Here’s how to strike the right balance:

  • Rate-limit, don’t block. If you’re concerned about load, use rate limits rather than outright bans.

  • Use verified lists. Pull from the GitHub GoodBots repository to keep your allowlist fresh.

  • Segment analytics. Track bot traffic separately to understand who’s accessing your content and how often.

  • Update your robots.txt regularly. Explicitly permit trusted crawlers and disallow unknown ones.

With a well-maintained whitelist, you get the benefits of broad visibility without the risks of open access.

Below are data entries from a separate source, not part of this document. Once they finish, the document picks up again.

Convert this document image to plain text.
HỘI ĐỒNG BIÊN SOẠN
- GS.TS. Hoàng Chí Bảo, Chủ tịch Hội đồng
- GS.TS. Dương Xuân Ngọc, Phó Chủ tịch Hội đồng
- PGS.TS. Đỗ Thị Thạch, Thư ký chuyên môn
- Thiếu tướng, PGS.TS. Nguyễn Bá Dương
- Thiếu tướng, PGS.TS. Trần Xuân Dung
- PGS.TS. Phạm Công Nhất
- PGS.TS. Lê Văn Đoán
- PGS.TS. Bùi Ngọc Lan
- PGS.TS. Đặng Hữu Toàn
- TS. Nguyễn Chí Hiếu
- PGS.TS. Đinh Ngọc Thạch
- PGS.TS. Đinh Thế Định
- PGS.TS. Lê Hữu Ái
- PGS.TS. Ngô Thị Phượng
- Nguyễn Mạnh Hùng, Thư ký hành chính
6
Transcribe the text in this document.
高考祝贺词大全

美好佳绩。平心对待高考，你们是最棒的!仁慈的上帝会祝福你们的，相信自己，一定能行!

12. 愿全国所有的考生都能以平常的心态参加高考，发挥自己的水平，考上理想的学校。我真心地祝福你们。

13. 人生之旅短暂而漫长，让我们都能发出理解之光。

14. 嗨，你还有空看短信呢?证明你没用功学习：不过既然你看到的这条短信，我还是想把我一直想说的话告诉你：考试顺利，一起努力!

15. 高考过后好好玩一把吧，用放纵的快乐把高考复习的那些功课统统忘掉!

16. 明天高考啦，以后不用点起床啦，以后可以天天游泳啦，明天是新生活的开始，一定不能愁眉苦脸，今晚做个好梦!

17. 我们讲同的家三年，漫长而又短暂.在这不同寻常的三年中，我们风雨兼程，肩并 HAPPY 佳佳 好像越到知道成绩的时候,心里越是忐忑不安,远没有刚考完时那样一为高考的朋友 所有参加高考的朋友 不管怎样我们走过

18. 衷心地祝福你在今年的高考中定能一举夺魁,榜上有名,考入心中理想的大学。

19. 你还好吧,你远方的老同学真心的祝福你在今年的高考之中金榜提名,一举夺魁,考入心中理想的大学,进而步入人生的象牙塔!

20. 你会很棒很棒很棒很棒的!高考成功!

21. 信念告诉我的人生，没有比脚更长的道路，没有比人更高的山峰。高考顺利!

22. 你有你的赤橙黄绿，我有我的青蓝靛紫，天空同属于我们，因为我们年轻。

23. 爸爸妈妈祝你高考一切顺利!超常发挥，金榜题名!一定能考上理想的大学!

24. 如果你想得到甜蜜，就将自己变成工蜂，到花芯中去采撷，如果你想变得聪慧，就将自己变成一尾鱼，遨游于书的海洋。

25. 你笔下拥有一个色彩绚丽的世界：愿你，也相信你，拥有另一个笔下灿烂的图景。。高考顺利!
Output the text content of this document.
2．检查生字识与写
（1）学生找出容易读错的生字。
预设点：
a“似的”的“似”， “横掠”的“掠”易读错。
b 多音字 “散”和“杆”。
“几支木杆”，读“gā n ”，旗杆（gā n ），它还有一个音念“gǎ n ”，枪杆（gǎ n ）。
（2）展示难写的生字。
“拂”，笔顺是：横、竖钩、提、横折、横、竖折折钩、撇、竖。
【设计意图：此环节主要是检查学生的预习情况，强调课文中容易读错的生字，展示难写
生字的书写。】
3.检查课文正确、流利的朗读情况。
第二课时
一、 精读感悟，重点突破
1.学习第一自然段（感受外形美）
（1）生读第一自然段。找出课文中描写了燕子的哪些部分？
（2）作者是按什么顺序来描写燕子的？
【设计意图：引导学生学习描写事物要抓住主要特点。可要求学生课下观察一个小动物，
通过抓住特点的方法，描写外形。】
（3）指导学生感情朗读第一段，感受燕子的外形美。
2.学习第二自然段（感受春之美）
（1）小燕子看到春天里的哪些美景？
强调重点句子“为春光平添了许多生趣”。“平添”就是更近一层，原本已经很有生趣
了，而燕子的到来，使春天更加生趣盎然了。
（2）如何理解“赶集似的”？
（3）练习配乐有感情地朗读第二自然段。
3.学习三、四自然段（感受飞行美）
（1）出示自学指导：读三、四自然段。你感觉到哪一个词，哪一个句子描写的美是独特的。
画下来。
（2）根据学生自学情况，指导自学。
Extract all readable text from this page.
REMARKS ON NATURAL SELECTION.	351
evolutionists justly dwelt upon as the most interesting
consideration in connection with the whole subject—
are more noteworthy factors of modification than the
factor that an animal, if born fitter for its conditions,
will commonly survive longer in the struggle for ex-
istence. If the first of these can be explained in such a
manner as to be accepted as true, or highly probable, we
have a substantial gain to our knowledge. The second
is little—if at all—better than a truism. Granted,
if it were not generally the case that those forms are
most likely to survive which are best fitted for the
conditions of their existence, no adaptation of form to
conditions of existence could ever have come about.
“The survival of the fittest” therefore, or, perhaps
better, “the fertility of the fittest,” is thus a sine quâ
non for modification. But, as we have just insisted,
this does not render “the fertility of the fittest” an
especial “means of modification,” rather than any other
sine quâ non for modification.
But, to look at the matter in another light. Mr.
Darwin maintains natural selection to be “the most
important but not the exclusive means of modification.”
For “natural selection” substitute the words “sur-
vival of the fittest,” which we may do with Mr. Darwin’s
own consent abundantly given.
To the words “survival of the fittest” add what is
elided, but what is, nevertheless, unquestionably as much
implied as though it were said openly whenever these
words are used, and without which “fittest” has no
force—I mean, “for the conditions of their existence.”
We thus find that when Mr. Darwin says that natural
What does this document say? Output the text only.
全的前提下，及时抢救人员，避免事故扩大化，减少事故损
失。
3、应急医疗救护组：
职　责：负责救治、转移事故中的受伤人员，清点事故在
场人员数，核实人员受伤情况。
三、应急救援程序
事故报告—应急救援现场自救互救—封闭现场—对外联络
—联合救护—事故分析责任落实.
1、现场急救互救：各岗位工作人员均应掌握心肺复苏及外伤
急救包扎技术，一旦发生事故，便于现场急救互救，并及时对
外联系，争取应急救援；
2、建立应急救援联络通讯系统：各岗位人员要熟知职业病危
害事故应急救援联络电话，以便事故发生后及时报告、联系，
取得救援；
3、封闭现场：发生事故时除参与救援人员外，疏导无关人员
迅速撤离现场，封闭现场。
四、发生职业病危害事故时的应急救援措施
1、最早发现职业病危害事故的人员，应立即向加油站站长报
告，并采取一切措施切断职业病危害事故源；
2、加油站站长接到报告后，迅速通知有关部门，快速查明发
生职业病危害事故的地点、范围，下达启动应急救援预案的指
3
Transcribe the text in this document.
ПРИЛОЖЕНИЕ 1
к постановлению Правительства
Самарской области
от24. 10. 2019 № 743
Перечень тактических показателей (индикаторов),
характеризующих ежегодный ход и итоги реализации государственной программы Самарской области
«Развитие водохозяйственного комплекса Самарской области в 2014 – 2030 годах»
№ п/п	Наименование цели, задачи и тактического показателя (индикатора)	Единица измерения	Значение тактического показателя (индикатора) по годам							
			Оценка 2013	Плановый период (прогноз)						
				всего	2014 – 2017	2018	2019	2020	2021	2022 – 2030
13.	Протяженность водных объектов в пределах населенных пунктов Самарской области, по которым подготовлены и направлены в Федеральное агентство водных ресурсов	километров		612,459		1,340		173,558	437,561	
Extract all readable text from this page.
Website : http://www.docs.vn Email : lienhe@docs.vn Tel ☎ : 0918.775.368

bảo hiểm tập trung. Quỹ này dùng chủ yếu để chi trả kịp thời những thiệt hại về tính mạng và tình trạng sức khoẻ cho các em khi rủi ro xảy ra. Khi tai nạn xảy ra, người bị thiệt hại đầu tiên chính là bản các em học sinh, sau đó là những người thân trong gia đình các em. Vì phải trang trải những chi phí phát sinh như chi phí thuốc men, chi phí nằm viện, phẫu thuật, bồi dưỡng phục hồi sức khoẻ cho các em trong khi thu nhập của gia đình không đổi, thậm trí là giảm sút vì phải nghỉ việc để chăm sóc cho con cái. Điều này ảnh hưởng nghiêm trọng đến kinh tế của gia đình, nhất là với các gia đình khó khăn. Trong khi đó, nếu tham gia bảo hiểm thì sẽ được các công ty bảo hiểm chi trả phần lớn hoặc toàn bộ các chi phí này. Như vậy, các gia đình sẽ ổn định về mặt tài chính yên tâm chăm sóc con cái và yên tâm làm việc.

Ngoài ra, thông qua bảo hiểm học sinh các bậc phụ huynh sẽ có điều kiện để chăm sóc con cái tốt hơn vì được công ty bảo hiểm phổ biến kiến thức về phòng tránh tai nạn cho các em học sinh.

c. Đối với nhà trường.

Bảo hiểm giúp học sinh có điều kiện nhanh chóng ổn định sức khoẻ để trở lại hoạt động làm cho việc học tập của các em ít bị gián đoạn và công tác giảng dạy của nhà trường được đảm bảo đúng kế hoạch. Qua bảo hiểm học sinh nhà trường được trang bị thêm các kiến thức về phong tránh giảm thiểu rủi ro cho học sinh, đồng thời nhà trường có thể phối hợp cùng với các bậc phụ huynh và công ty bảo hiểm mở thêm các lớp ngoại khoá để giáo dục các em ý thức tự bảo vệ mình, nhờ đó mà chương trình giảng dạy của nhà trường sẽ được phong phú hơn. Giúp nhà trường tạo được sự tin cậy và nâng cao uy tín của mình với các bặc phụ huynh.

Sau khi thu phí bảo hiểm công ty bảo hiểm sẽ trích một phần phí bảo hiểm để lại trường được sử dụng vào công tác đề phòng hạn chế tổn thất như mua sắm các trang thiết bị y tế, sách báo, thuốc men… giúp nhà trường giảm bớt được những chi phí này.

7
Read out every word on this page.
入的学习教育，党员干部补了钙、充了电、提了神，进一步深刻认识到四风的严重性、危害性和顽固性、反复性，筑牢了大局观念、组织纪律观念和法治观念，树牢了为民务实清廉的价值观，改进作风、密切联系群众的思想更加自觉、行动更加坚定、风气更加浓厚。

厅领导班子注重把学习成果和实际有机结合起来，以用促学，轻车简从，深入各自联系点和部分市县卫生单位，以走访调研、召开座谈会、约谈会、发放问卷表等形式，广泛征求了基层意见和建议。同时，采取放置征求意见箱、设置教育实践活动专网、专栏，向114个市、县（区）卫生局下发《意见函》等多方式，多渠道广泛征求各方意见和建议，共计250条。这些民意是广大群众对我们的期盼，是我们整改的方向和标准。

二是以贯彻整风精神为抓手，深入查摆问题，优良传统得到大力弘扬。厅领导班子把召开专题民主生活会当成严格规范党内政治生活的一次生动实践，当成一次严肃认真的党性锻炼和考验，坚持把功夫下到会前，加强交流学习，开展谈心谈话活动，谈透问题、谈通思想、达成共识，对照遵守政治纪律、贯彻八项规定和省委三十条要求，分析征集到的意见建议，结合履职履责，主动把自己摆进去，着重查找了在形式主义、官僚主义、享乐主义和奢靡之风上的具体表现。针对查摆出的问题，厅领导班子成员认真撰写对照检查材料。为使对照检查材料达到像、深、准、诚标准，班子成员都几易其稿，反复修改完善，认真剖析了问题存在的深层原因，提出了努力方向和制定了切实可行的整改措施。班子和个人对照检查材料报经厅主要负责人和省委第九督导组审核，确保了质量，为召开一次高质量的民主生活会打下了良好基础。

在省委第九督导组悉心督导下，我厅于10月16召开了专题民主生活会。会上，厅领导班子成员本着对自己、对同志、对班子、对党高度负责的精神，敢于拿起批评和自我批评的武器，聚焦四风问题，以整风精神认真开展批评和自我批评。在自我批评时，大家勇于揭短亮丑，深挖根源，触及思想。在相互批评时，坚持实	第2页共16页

Why This Matters More in the AI Era

The old idea of “indexing for search” is turning into “indexing for intelligence.”
Good bots no longer just crawl your site for rankings, they’re the data pipelines that train, enhance, and verify AI models.

When you allow them, your site becomes part of the verified knowledge layer that large systems use to deliver trusted information. Block them, and your expertise stays locked away where nobody, not even machines, can find it.

For businesses that depend on discoverability, that’s the digital equivalent of going silent.

Practical Next Steps

  • Audit your firewall, CDN, and robots.txt for overly broad restrictions.

  • Cross-check your bot rules against the official JSON sources from Google, Bing, OpenAI, and Perplexity.

  • Subscribe to updates from the GoodBots GitHub repository.

  • Monitor your logs to confirm that legitimate crawlers are actually getting through.

You don’t need to let everyone in. You just need to make sure you’re not locking out the ones that matter.